Dbacks Battle Giants For NL West
The Battered and Bruised Defending World Series Champions Have Experienced A Run Of Bad Luck So Far in 2011
By Bob Goodwood
Special For Modern Times Magazine .com
June 14, 2011 — For the past two seasons, fans of the Arizona Diamondbacks have been subjected to the some of the worst baseball ever played in the major leagues.
Strikeout records (the batting kind) and stratospheric ERAs (especially of the bullpen kind) made fans in all of the world hide their Dbacks jerseys in the closet. Attendance dropped at Chase Field and all of the good karma built with fans after the disaster of 2005 evaporated.
But this week, the San Francisco Giants are rolling into Chase Field and will face the Arizona Diamondbacks in the three-game series for first place in the National League West.
My, how times can change, and sometimes for the better.
A year ago, the Diamondbacks stood at 28-36 and were 11.5 games behind the first place San Diego Padres. The Los Angeles Dodgers and San Francisco Giants were a half-game back, tied for second place. This year, though, the Diamondbacks are 37-30 and within striking distance of the defending World Series champion Giants.
The so-called ‘experts’ thought the Diamondbacks would be lucky to approach 75 wins but so far, they are on pace to win nearly 90 games. That would be a 25-game swing from 2010.

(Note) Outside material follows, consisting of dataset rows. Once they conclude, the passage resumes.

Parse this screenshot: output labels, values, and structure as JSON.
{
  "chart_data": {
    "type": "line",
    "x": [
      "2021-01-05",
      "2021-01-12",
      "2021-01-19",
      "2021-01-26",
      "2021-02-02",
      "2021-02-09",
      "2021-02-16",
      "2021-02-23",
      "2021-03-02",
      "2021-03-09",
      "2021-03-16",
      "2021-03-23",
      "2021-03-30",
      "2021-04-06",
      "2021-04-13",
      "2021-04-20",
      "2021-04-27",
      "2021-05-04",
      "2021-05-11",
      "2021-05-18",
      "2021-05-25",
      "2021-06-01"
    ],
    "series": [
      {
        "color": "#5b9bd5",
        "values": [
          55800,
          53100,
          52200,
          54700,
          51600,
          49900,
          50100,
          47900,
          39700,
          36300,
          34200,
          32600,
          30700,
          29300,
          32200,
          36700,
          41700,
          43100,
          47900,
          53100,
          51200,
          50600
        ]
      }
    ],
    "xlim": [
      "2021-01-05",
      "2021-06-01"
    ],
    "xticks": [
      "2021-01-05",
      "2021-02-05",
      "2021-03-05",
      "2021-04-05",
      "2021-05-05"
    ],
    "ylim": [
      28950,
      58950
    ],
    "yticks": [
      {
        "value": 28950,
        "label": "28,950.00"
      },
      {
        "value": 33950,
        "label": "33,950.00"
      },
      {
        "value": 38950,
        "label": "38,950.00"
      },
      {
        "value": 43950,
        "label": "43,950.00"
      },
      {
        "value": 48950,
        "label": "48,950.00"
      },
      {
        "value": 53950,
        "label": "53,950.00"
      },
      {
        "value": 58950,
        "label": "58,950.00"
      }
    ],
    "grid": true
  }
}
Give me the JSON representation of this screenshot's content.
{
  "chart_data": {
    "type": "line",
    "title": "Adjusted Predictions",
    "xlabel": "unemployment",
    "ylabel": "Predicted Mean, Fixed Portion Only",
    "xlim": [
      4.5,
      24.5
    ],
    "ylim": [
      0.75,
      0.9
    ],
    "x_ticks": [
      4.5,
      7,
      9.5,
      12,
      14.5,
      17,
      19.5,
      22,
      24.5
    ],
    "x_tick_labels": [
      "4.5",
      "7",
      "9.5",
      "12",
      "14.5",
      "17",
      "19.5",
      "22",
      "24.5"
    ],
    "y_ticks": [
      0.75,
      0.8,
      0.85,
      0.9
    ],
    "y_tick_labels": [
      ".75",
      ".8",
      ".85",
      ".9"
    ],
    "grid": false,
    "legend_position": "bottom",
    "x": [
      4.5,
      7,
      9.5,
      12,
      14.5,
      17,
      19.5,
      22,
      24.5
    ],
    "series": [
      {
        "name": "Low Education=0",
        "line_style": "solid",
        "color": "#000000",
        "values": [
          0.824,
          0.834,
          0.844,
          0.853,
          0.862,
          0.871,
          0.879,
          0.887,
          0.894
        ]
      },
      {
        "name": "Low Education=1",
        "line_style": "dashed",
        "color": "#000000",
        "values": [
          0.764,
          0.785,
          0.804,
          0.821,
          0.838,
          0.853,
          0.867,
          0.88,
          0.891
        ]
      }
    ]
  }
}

Sure, the Giants are the defending champions and are at the top of the division, but they have found little of the luck that they had in 2010. Everyone knows they have missed Buster Posey and Pablo Sandoval when they spent time on the disabled list, but they might have also lost their best singles-hitter, Freddy Sanchez, for the season after he dislocated his shoulder this past weekend.
But not only are the big bats going down for the Giants, but it seems like everyone but Lincecum has spent some time on the DL this year. In 2010, only 13 Giants went on the disabled list. This year, they have already put 12 guys on the DL. Sandoval is expected to be on the field this week against the Diamondbacks, however, in a stroke of luck for the ‘boys by the bay.’
The Diamondbacks, on the other hand, have all of their mojo working. Infused with strength and will from Manager Kirk Gibson and new General Manager Kevin Towers, the team has managed to avoid the injury bug to the most vital components on the squad while improving in virtually every statistical area.
Players like Stephen Drew and Justin Upton are arguably having the best years of their careers. Drew is chasing .300 and has an OPS rivalled only by the .874 he put up in his first 59 games in 2006.
Upton might again replicate his remarkable 2009 when he hit .300, knocked 26 home runs and drove in 86. His .273 batting average is about the same as it was last season, but it appears his power has returned. The best part about the still developing game of the 23-year-old outfielder might be that his on-base percentage has increased to .364 thanks to cutting down a bit on the strikeouts. If he progresses a bit, he might strikeout only 100 times this year — he has 52 so far in 2011.
The on-field and front-office staff have also hit ‘home runs’ all year. Coming into the season, the biggest holes that needed to be filled from last season was first base, left field and the pitching staff.
The bullpen was stabilized with J.J. Putz and he has gone 18 for 20 in save attempts with a 1.93 ERA in 28 innings. Newly acquired David Hernandez, the main piece in the Mark Reynolds deal, has a 3.00 ERA in 31 innings. Ian Kennedy and Danial Hudson have surprised some with their consistently good efforts, Joe Saunders has been a back-end guy and Josh Collmenter has been exceptional. His tomahawk-like throwing motion might have saved the season after Barry Enright and Armando Gallaraga couldn't get it done.
The first base situation might be uncomfortable for ‘experts’ and fans alike because when a guy doesn’t play everyday, it confuses. But the Diamondbacks have gotten regular production from that position, no matter if Juan Miranda or Xavier Nady are at the bag. Miranda has left every indication that he is a prototypical major league first baseman and that he will have a nice career.
It just might not be with the Diamondbacks because of that guy in Mobile. Paul Goldschmidt is looking like the real deal for the future and it is having an impact on Miranda’s playing time. By highlighting his strengths and hiding his weaknesses the Diamondbacks might package him for another arm or two down the stretch. Besides, Nady’s bat is vital to manufacturing runs. He has the ability to slap a breaking pitch the other way or the experience to launch a sacrifice fly when the team needs it.
Nady’s defensive skill set right now is more suited for the first base role anyway thanks to his twice-reconstructed right elbow. Gerardo Parra is plus defender as was in evidence in the series finale against the Marlins when he gunned down Emilio Bonifacio at the plate.
When the team is assessed as a whole — engaged players getting results in the field, on the mound and in the box — how can a Diamondbacks fan not get excited about a series for first place in mid-June?
Collmenter will face Matt Cain Tuesday, Joe Saunders will take on Madison Bumgarner Wednesday and Ian Kennedy will take on Chris Vogelsong in the finale.